LGBTにオープンなイメージがあるフィリピンですが、国民の8割以上がカトリック教徒のため、宗教上の理由からLGBTの人々を否定し、差別意識を持つ人は少なくありません。
若い世代を中心に、少しずつLGBTの人々への理解も深まり、2016年の下院選挙ではフィリピンで初となるトランスジェンダーの国会議員も当選するなどの変化も見られます。
一方で、トランスジェンダー女性などを標的にした、殺人事件や暴力事件などが頻発していることも事実です。

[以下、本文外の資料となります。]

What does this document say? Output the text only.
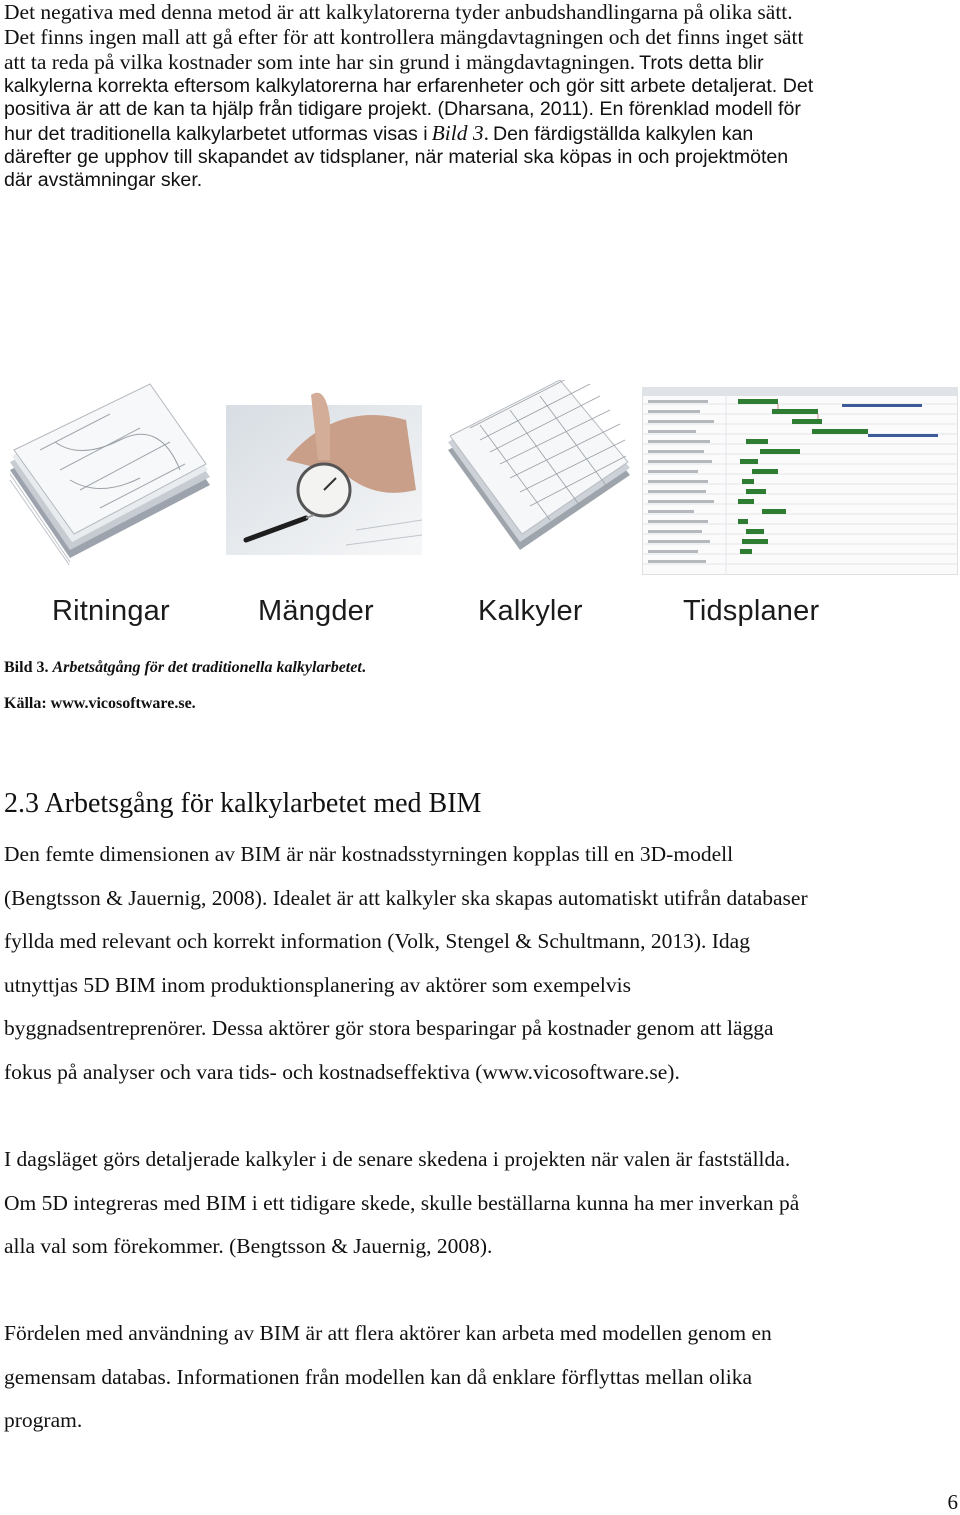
Det negativa med denna metod är att kalkylatorerna tyder anbudshandlingarna på olika sätt.
Det finns ingen mall att gå efter för att kontrollera mängdavtagningen och det finns inget sätt
att ta reda på vilka kostnader som inte har sin grund i mängdavtagningen. Trots detta blir
kalkylerna korrekta eftersom kalkylatorerna har erfarenheter och gör sitt arbete detaljerat. Det
positiva är att de kan ta hjälp från tidigare projekt. (Dharsana, 2011). En förenklad modell för
hur det traditionella kalkylarbetet utformas visas i Bild 3. Den färdigställda kalkylen kan
därefter ge upphov till skapandet av tidsplaner, när material ska köpas in och projektmöten
där avstämningar sker.
Ritningar	Mängder	Kalkyler	Tidsplaner
Bild 3. Arbetsåtgång för det traditionella kalkylarbetet.
Källa: www.vicosoftware.se.
2.3 Arbetsgång för kalkylarbetet med BIM
Den femte dimensionen av BIM är när kostnadsstyrningen kopplas till en 3D-modell
(Bengtsson & Jauernig, 2008). Idealet är att kalkyler ska skapas automatiskt utifrån databaser
fyllda med relevant och korrekt information (Volk, Stengel & Schultmann, 2013). Idag
utnyttjas 5D BIM inom produktionsplanering av aktörer som exempelvis
byggnadsentreprenörer. Dessa aktörer gör stora besparingar på kostnader genom att lägga
fokus på analyser och vara tids- och kostnadseffektiva (www.vicosoftware.se).
I dagsläget görs detaljerade kalkyler i de senare skedena i projekten när valen är fastställda.
Om 5D integreras med BIM i ett tidigare skede, skulle beställarna kunna ha mer inverkan på
alla val som förekommer. (Bengtsson & Jauernig, 2008).
Fördelen med användning av BIM är att flera aktörer kan arbeta med modellen genom en
gemensam databas. Informationen från modellen kan då enklare förflyttas mellan olika
program.
6
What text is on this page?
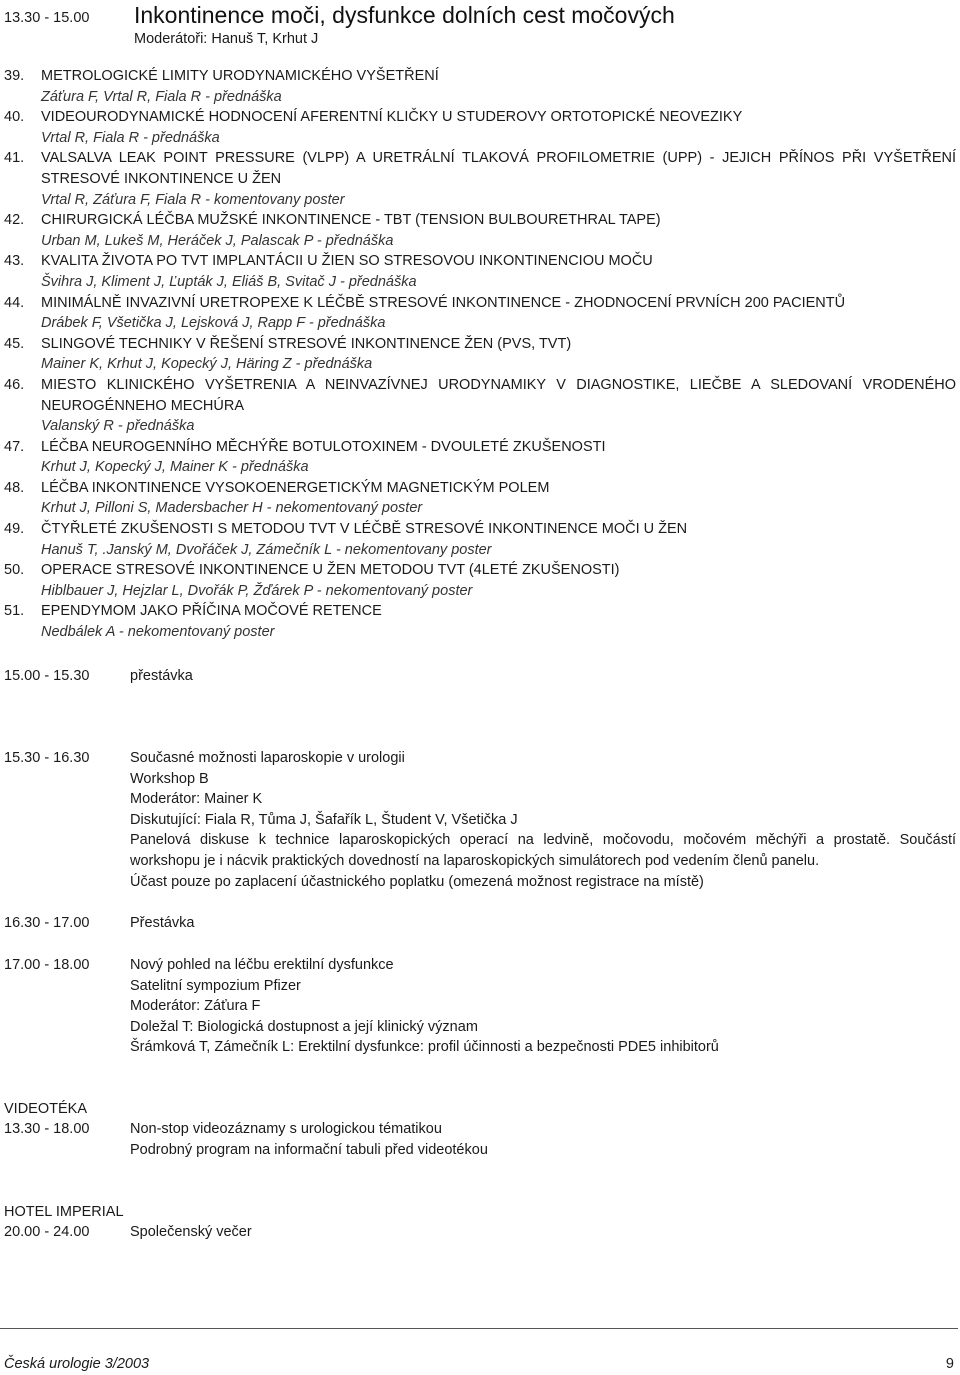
13.30 - 15.00	Inkontinence moči, dysfunkce dolních cest močových
Moderátoři: Hanuš T, Krhut J
39. METROLOGICKÉ LIMITY URODYNAMICKÉHO VYŠETŘENÍ
Záťura F, Vrtal R, Fiala R - přednáška
40. VIDEOURODYNAMICKÉ HODNOCENÍ AFERENTNÍ KLIČKY U STUDEROVY ORTOTOPICKÉ NEOVEZIKY
Vrtal R, Fiala R - přednáška
41. VALSALVA LEAK POINT PRESSURE (VLPP) A URETRÁLNÍ TLAKOVÁ PROFILOMETRIE (UPP) - JEJICH PŘÍNOS PŘI VYŠETŘENÍ STRESOVÉ INKONTINENCE U ŽEN
Vrtal R, Záťura F, Fiala R - komentovany poster
42. CHIRURGICKÁ LÉČBA MUŽSKÉ INKONTINENCE - TBT (TENSION BULBOURETHRAL TAPE)
Urban M, Lukeš M, Heráček J, Palascak P - přednáška
43. KVALITA ŽIVOTA PO TVT IMPLANTÁCII U ŽIEN SO STRESOVOU INKONTINENCIOU MOČU
Švihra J, Kliment J, Ľupták J, Eliáš B, Svitač J - přednáška
44. MINIMÁLNĚ INVAZIVNÍ URETROPEXE K LÉČBĚ STRESOVÉ INKONTINENCE - ZHODNOCENÍ PRVNÍCH 200 PACIENTŮ
Drábek F, Všetička J, Lejsková J, Rapp F - přednáška
45. SLINGOVÉ TECHNIKY V ŘEŠENÍ STRESOVÉ INKONTINENCE ŽEN (PVS, TVT)
Mainer K, Krhut J, Kopecký J, Häring Z - přednáška
46. MIESTO KLINICKÉHO VYŠETRENIA A NEINVAZÍVNEJ URODYNAMIKY V DIAGNOSTIKE, LIEČBE A SLEDOVANÍ VRODENÉHO NEUROGÉNNEHO MECHÚRA
Valanský R - přednáška
47. LÉČBA NEUROGENNÍHO MĚCHÝŘE BOTULOTOXINEM - DVOULETÉ ZKUŠENOSTI
Krhut J, Kopecký J, Mainer K - přednáška
48. LÉČBA INKONTINENCE VYSOKOENERGETICKÝM MAGNETICKÝM POLEM
Krhut J, Pilloni S, Madersbacher H - nekomentovaný poster
49. ČTYŘLETÉ ZKUŠENOSTI S METODOU TVT V LÉČBĚ STRESOVÉ INKONTINENCE MOČI U ŽEN
Hanuš T, .Janský M, Dvořáček J, Zámečník L - nekomentovany poster
50. OPERACE STRESOVÉ INKONTINENCE U ŽEN METODOU TVT (4LETÉ ZKUŠENOSTI)
Hiblbauer J, Hejzlar L, Dvořák P, Žďárek P - nekomentovaný poster
51. EPENDYMOM JAKO PŘÍČINA MOČOVÉ RETENCE
Nedbálek A - nekomentovaný poster
15.00 - 15.30	přestávka
15.30 - 16.30	Současné možnosti laparoskopie v urologii
Workshop B
Moderátor: Mainer K
Diskutující: Fiala R, Tůma J, Šafařík L, Študent V, Všetička J
Panelová diskuse k technice laparoskopických operací na ledvině, močovodu, močovém měchýři a prostatě. Součástí workshopu je i nácvik praktických dovedností na laparoskopických simulátorech pod vedením členů panelu.
Účast pouze po zaplacení účastnického poplatku (omezená možnost registrace na místě)
16.30 - 17.00	Přestávka
17.00 - 18.00	Nový pohled na léčbu erektilní dysfunkce
Satelitní sympozium Pfizer
Moderátor: Záťura F
Doležal T: Biologická dostupnost a její klinický význam
Šrámková T, Zámečník L: Erektilní dysfunkce: profil účinnosti a bezpečnosti PDE5 inhibitorů
VIDEOTÉKA
13.30 - 18.00	Non-stop videozáznamy s urologickou tématikou
Podrobný program na informační tabuli před videotékou
HOTEL IMPERIAL
20.00 - 24.00	Společenský večer
Česká urologie 3/2003	9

マニラ市では反差別市条例が施行されましたが、国政レベルでLGBTの人々への差別を禁じるSOGIE法案をめぐっては、審議が難航してきました。
SOGIE(SOGI)とは、恋愛感情や性的な関心を抱くのはどんな相手かという「Sexual Orientation」(性的指向)と、自分の性別をどう認識しているかという「Gender Identity」(性自認)の頭文字をとった言葉です。
SOGIE法案は、メトロマニラ・プライドにも毎年のように参加しているホンティベロス上院議員が、成立を目指して働きかけていますが、カトリック教会などと強い繋がりを持つ保守派議員たちによる反対が強い状況です。
日本でも現在、性的マイノリティに対する差別を禁じる「LGBT平等法」の制定を求めるキャンペーンが始まっています。
IOCのオリンピック憲章には「性別や性的指向に基づく差別」を禁じると書かれており、東京オリンピック・パラリンピックを前に、LGBT平等法の制定を求めて署名活動が行われています。